While Freud revolutionized psychology, a group of leading economists, led by Carl Menger, Eugen von Böhm-Bawerk and Friedrich von Wieser, used similar principles to reinvent economic science. These men rejected the mechanistic and deterministic approach of their colleagues in mainstream economics and instead proposed some form of “pure” economics, which allowed for the consideration of the importance of human action and individual preferences. Because it departed so drastically from the mainstream of economic science, this approach was quickly and derisively labeled as the “Austrian” School of Economics – a title that we happily take as a compliment today.
It is worth noting that many of the ideas originally thought up by Carl Menger have, whether acknowledged or not, become part of mainstream economic thinking today: methodological individualism, the subjective theory of value (as opposed to the labour theory of value), marginalism, and opportunity cost.

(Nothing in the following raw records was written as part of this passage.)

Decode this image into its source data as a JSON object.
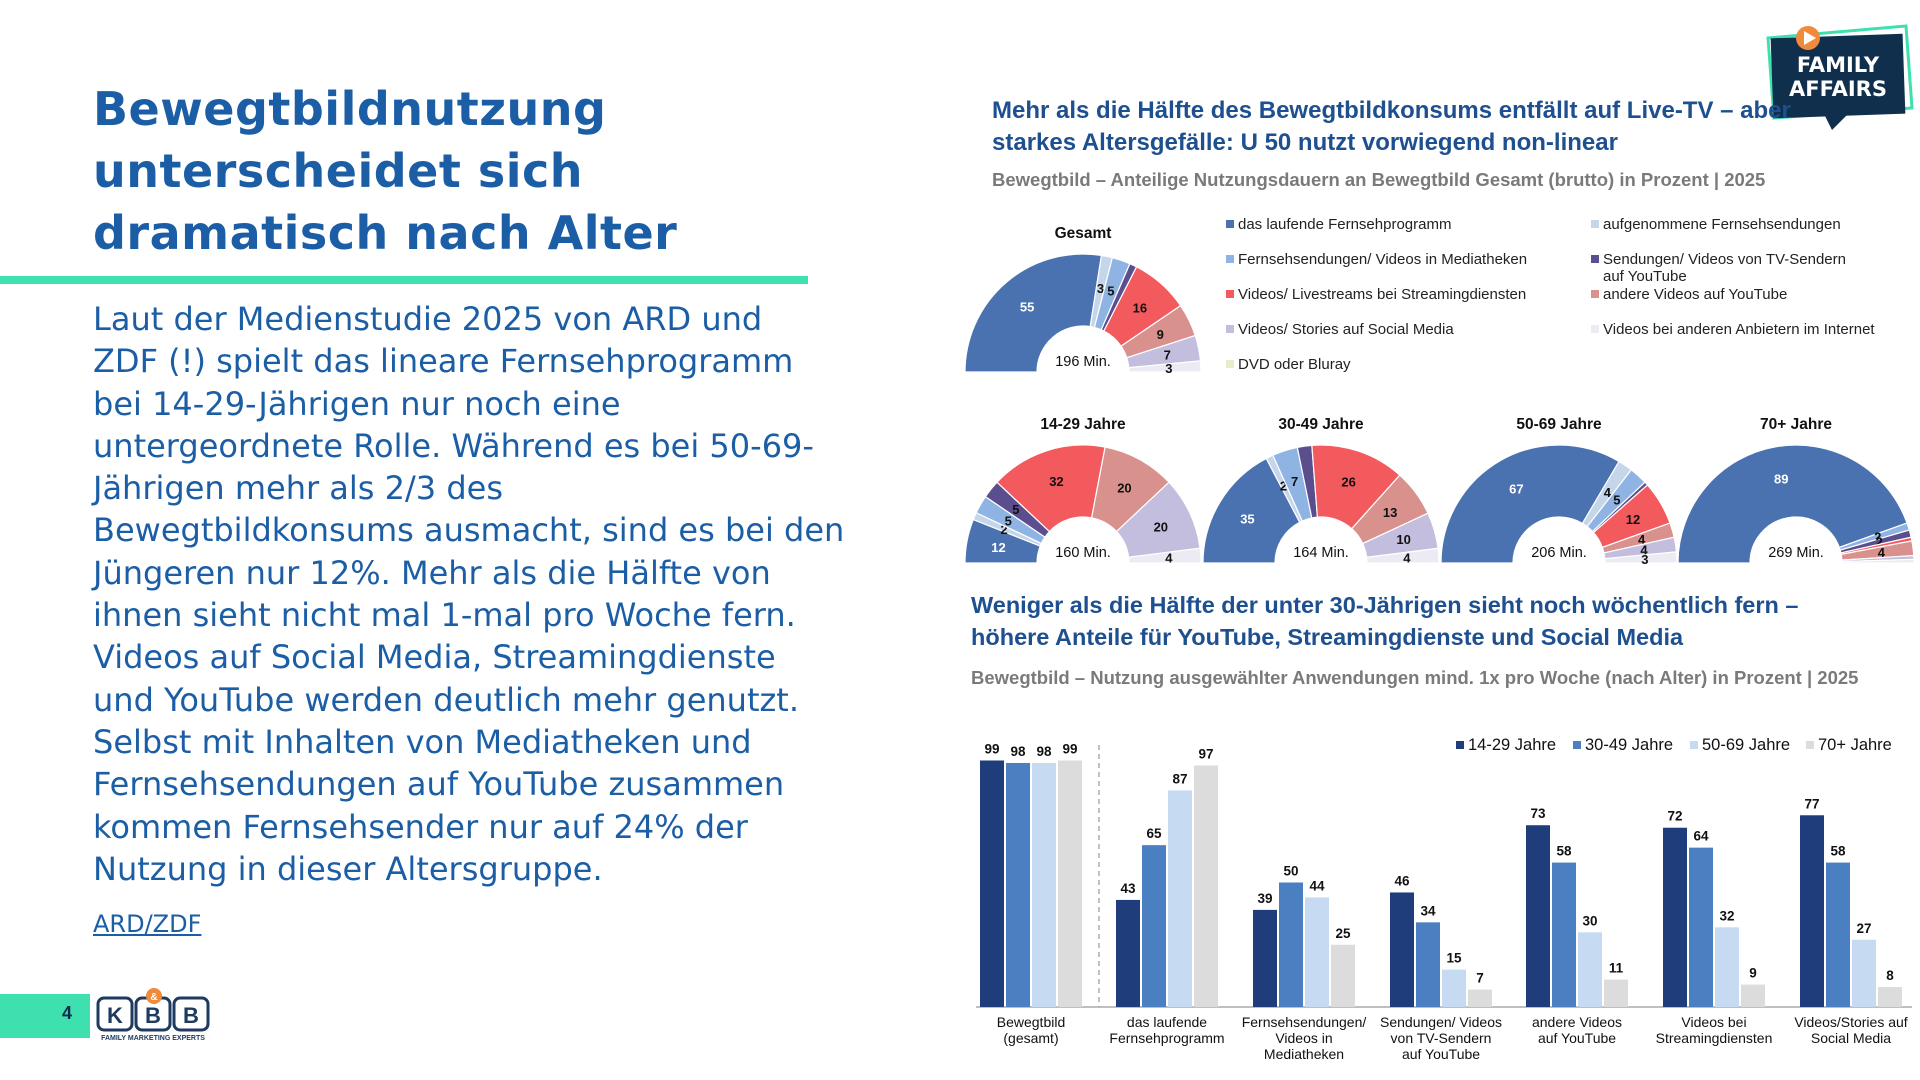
{
  "slide": {
    "title_lines": [
      "Bewegtbildnutzung",
      "unterscheidet sich",
      "dramatisch nach Alter"
    ],
    "body_lines": [
      "Laut der Medienstudie 2025 von ARD und",
      "ZDF (!) spielt das lineare Fernsehprogramm",
      "bei 14-29-Jährigen nur noch eine",
      "untergeordnete Rolle. Während es bei 50-69-",
      "Jährigen mehr als 2/3 des",
      "Bewegtbildkonsums ausmacht, sind es bei den",
      "Jüngeren nur 12%. Mehr als die Hälfte von",
      "ihnen sieht nicht mal 1-mal pro Woche fern.",
      "Videos auf Social Media, Streamingdienste",
      "und YouTube werden deutlich mehr genutzt.",
      "Selbst mit Inhalten von Mediatheken und",
      "Fernsehsendungen auf YouTube zusammen",
      "kommen Fernsehsender nur auf 24% der",
      "Nutzung in dieser Altersgruppe."
    ],
    "source_link": "ARD/ZDF",
    "page_number": "4",
    "logo_kbb_letters": [
      "K",
      "B",
      "&",
      "B"
    ],
    "logo_kbb_tagline": "FAMILY MARKETING EXPERTS",
    "logo_family_affairs": [
      "FAMILY",
      "AFFAIRS"
    ]
  },
  "colors": {
    "accent_green": "#3ee0b0",
    "brand_blue": "#1b5ea6",
    "dark_navy": "#1e3a5f"
  },
  "chart_data": [
    {
      "type": "pie",
      "variant": "semi-donut",
      "title": "Mehr als die Hälfte des Bewegtbildkonsums entfällt auf Live-TV – aber starkes Altersgefälle: U 50 nutzt vorwiegend non-linear",
      "title_lines": [
        "Mehr als die Hälfte des Bewegtbildkonsums entfällt auf Live-TV – aber",
        "starkes Altersgefälle: U 50 nutzt vorwiegend non-linear"
      ],
      "subtitle": "Bewegtbild – Anteilige Nutzungsdauern an Bewegtbild Gesamt (brutto) in Prozent | 2025",
      "legend": [
        {
          "label": "das laufende Fernsehprogramm",
          "color": "#4a72b0"
        },
        {
          "label": "aufgenommene Fernsehsendungen",
          "color": "#c5d5ea"
        },
        {
          "label": "Fernsehsendungen/ Videos in Mediatheken",
          "color": "#8fb3e3"
        },
        {
          "label": "Sendungen/ Videos von TV-Sendern auf YouTube",
          "color": "#5b4e8e"
        },
        {
          "label": "Videos/ Livestreams bei Streamingdiensten",
          "color": "#f25a5e"
        },
        {
          "label": "andere Videos auf YouTube",
          "color": "#d9918e"
        },
        {
          "label": "Videos/ Stories auf Social Media",
          "color": "#c4bede"
        },
        {
          "label": "Videos bei anderen Anbietern im Internet",
          "color": "#ecebf3"
        },
        {
          "label": "DVD oder Bluray",
          "color": "#e9ebc9"
        }
      ],
      "groups": [
        {
          "name": "Gesamt",
          "total": "196 Min.",
          "values": [
            55,
            3,
            5,
            2,
            16,
            9,
            7,
            3,
            0
          ],
          "labels": [
            "55",
            "3",
            "5",
            "",
            "16",
            "9",
            "7",
            "3",
            ""
          ]
        },
        {
          "name": "14-29 Jahre",
          "total": "160 Min.",
          "values": [
            12,
            2,
            5,
            5,
            32,
            20,
            20,
            4,
            0
          ],
          "labels": [
            "12",
            "2",
            "5",
            "5",
            "32",
            "20",
            "20",
            "4",
            ""
          ]
        },
        {
          "name": "30-49 Jahre",
          "total": "164 Min.",
          "values": [
            35,
            2,
            7,
            4,
            26,
            13,
            10,
            4,
            0
          ],
          "labels": [
            "35",
            "2",
            "7",
            "",
            "26",
            "13",
            "10",
            "4",
            ""
          ]
        },
        {
          "name": "50-69 Jahre",
          "total": "206 Min.",
          "values": [
            67,
            4,
            5,
            1,
            12,
            4,
            4,
            3,
            0
          ],
          "labels": [
            "67",
            "4",
            "5",
            "",
            "12",
            "4",
            "4",
            "3",
            ""
          ]
        },
        {
          "name": "70+ Jahre",
          "total": "269 Min.",
          "values": [
            89,
            0,
            2,
            2,
            1,
            4,
            1,
            1,
            0
          ],
          "labels": [
            "89",
            "",
            "2",
            "2",
            "",
            "4",
            "",
            "",
            ""
          ]
        }
      ]
    },
    {
      "type": "bar",
      "title": "Weniger als die Hälfte der unter 30-Jährigen sieht noch wöchentlich fern – höhere Anteile für YouTube, Streamingdienste und Social Media",
      "title_lines": [
        "Weniger als die Hälfte der unter 30-Jährigen sieht noch wöchentlich fern –",
        "höhere Anteile für YouTube, Streamingdienste und Social Media"
      ],
      "subtitle": "Bewegtbild – Nutzung ausgewählter Anwendungen mind. 1x pro Woche (nach Alter) in Prozent | 2025",
      "categories": [
        [
          "Bewegtbild",
          "(gesamt)"
        ],
        [
          "das laufende",
          "Fernsehprogramm"
        ],
        [
          "Fernsehsendungen/",
          "Videos in",
          "Mediatheken"
        ],
        [
          "Sendungen/ Videos",
          "von TV-Sendern",
          "auf YouTube"
        ],
        [
          "andere Videos",
          "auf YouTube"
        ],
        [
          "Videos bei",
          "Streamingdiensten"
        ],
        [
          "Videos/Stories auf",
          "Social Media"
        ]
      ],
      "series": [
        {
          "name": "14-29 Jahre",
          "color": "#1f3d7a",
          "values": [
            99,
            43,
            39,
            46,
            73,
            72,
            77
          ]
        },
        {
          "name": "30-49 Jahre",
          "color": "#4a7fc1",
          "values": [
            98,
            65,
            50,
            34,
            58,
            64,
            58
          ]
        },
        {
          "name": "50-69 Jahre",
          "color": "#c6daf2",
          "values": [
            98,
            87,
            44,
            15,
            30,
            32,
            27
          ]
        },
        {
          "name": "70+ Jahre",
          "color": "#dcdcdc",
          "values": [
            99,
            97,
            25,
            7,
            11,
            9,
            8
          ]
        }
      ],
      "ylim": [
        0,
        100
      ],
      "grid": false,
      "legend_position": "top-right"
    }
  ]
}
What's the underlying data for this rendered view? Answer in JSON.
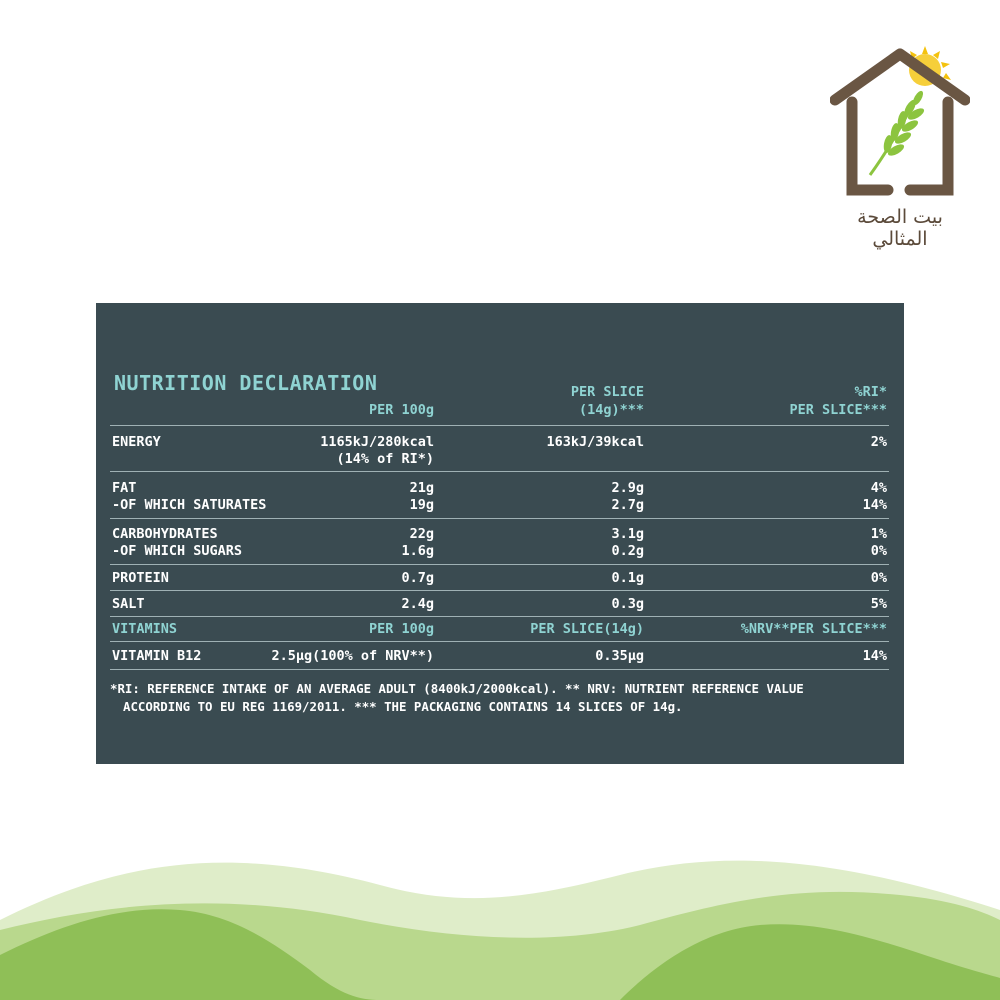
{
  "logo": {
    "text": "بيت الصحة المثالي",
    "colors": {
      "roof": "#6a5643",
      "wheat": "#8cc43f",
      "sun": "#f4c20d"
    }
  },
  "panel": {
    "title": "NUTRITION DECLARATION",
    "headers": {
      "per100": "PER 100g",
      "perslice_line1": "PER SLICE",
      "perslice_line2": "(14g)***",
      "ri_line1": "%RI*",
      "ri_line2": "PER SLICE***"
    },
    "rows": {
      "energy": {
        "label": "ENERGY",
        "per100_line1": "1165kJ/280kcal",
        "per100_line2": "(14% of RI*)",
        "slice": "163kJ/39kcal",
        "ri": "2%"
      },
      "fat": {
        "label": "FAT",
        "per100": "21g",
        "slice": "2.9g",
        "ri": "4%"
      },
      "saturates": {
        "label": "-OF WHICH SATURATES",
        "per100": "19g",
        "slice": "2.7g",
        "ri": "14%"
      },
      "carbs": {
        "label": "CARBOHYDRATES",
        "per100": "22g",
        "slice": "3.1g",
        "ri": "1%"
      },
      "sugars": {
        "label": "-OF WHICH SUGARS",
        "per100": "1.6g",
        "slice": "0.2g",
        "ri": "0%"
      },
      "protein": {
        "label": "PROTEIN",
        "per100": "0.7g",
        "slice": "0.1g",
        "ri": "0%"
      },
      "salt": {
        "label": "SALT",
        "per100": "2.4g",
        "slice": "0.3g",
        "ri": "5%"
      }
    },
    "vitamins_header": {
      "label": "VITAMINS",
      "per100": "PER 100g",
      "slice": "PER SLICE(14g)",
      "nrv": "%NRV**PER SLICE***"
    },
    "vitamin_b12": {
      "label": "VITAMIN B12",
      "per100": "2.5µg(100% of NRV**)",
      "slice": "0.35µg",
      "nrv": "14%"
    },
    "footnote_line1": "*RI: REFERENCE INTAKE OF AN AVERAGE ADULT (8400kJ/2000kcal). ** NRV: NUTRIENT REFERENCE VALUE",
    "footnote_line2": "ACCORDING TO EU REG 1169/2011. *** THE PACKAGING CONTAINS 14 SLICES OF 14g."
  },
  "colors": {
    "panel_bg": "#3a4b51",
    "accent": "#8fd3d2",
    "wave_light": "#dfedc9",
    "wave_mid": "#b9d88d",
    "wave_dark": "#8fbf57"
  }
}
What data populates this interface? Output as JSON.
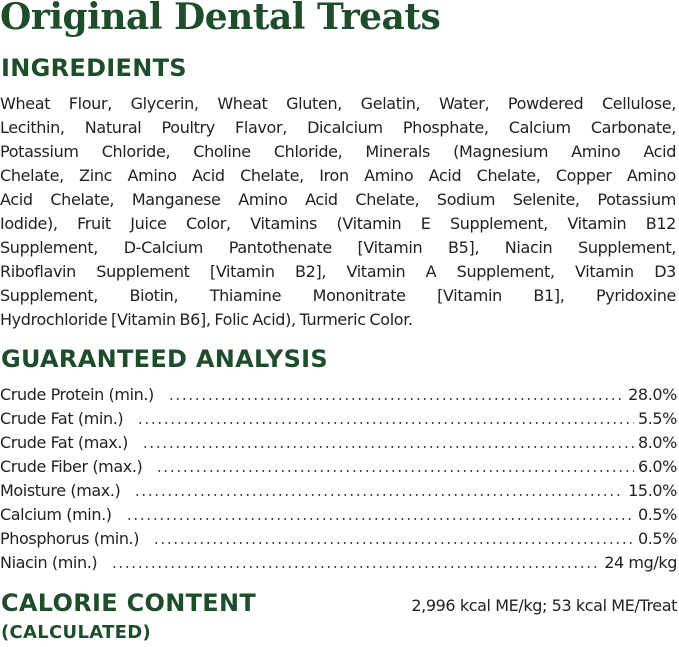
{
  "title": "Original Dental Treats",
  "ingredients": {
    "heading": "INGREDIENTS",
    "lines": [
      "Wheat Flour, Glycerin, Wheat Gluten, Gelatin, Water, Powdered Cellulose,",
      "Lecithin, Natural Poultry Flavor, Dicalcium Phosphate, Calcium Carbonate,",
      "Potassium Chloride, Choline Chloride, Minerals (Magnesium Amino Acid",
      "Chelate, Zinc Amino Acid Chelate, Iron Amino Acid Chelate, Copper Amino",
      "Acid Chelate, Manganese Amino Acid Chelate, Sodium Selenite, Potassium",
      "Iodide), Fruit Juice Color, Vitamins (Vitamin E Supplement, Vitamin B12",
      "Supplement, D-Calcium Pantothenate [Vitamin B5], Niacin Supplement,",
      "Riboflavin Supplement [Vitamin B2], Vitamin A Supplement, Vitamin D3",
      "Supplement, Biotin, Thiamine Mononitrate [Vitamin B1], Pyridoxine",
      "Hydrochloride [Vitamin B6], Folic Acid), Turmeric Color."
    ]
  },
  "analysis": {
    "heading": "GUARANTEED ANALYSIS",
    "rows": [
      {
        "label": "Crude Protein (min.)",
        "value": "28.0%"
      },
      {
        "label": "Crude Fat (min.)",
        "value": "5.5%"
      },
      {
        "label": "Crude Fat (max.)",
        "value": "8.0%"
      },
      {
        "label": "Crude Fiber (max.)",
        "value": "6.0%"
      },
      {
        "label": "Moisture (max.)",
        "value": "15.0%"
      },
      {
        "label": "Calcium (min.)",
        "value": "0.5%"
      },
      {
        "label": "Phosphorus (min.)",
        "value": "0.5%"
      },
      {
        "label": "Niacin (min.)",
        "value": "24 mg/kg"
      }
    ]
  },
  "calorie": {
    "heading": "CALORIE CONTENT",
    "subheading": "(CALCULATED)",
    "value": "2,996 kcal ME/kg; 53 kcal ME/Treat"
  },
  "colors": {
    "heading_green": "#1e4d2b",
    "body_text": "#222222"
  }
}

Moreover, the Austrian School recognized at a very early stage the special importance of risk and uncertainty in economic life and started to incorporate these concepts into its theorizing.
The tradition was picked up by luminaries such as Ludwig von Mises and Friedrich August von Hayek, who helped to spread the Austrian School’s ideas to the United States and the United Kingdom. They fell on fertile ground and were adopted by politicians whose policies allowed for immense wealth creation, growth, and prosperity.
Austrian Economics today
Nowadays, the tradition of the Austrian School of Economics is perhaps even more vivid and lively than it has ever been since its founding. In the 1970s, amidst the oil crisis and the failure of the predominant Keynesian paradigm, the Austrian School came back in full force, symbolized by the Nobel Prize in Economics being awarded to Friedrich August von Hayek in 1974 for his work on monetary and business cycle theory. By now there are thousands of proponents and supporters of the Austrian approach and interested students can even obtain degrees in Austrian Economics.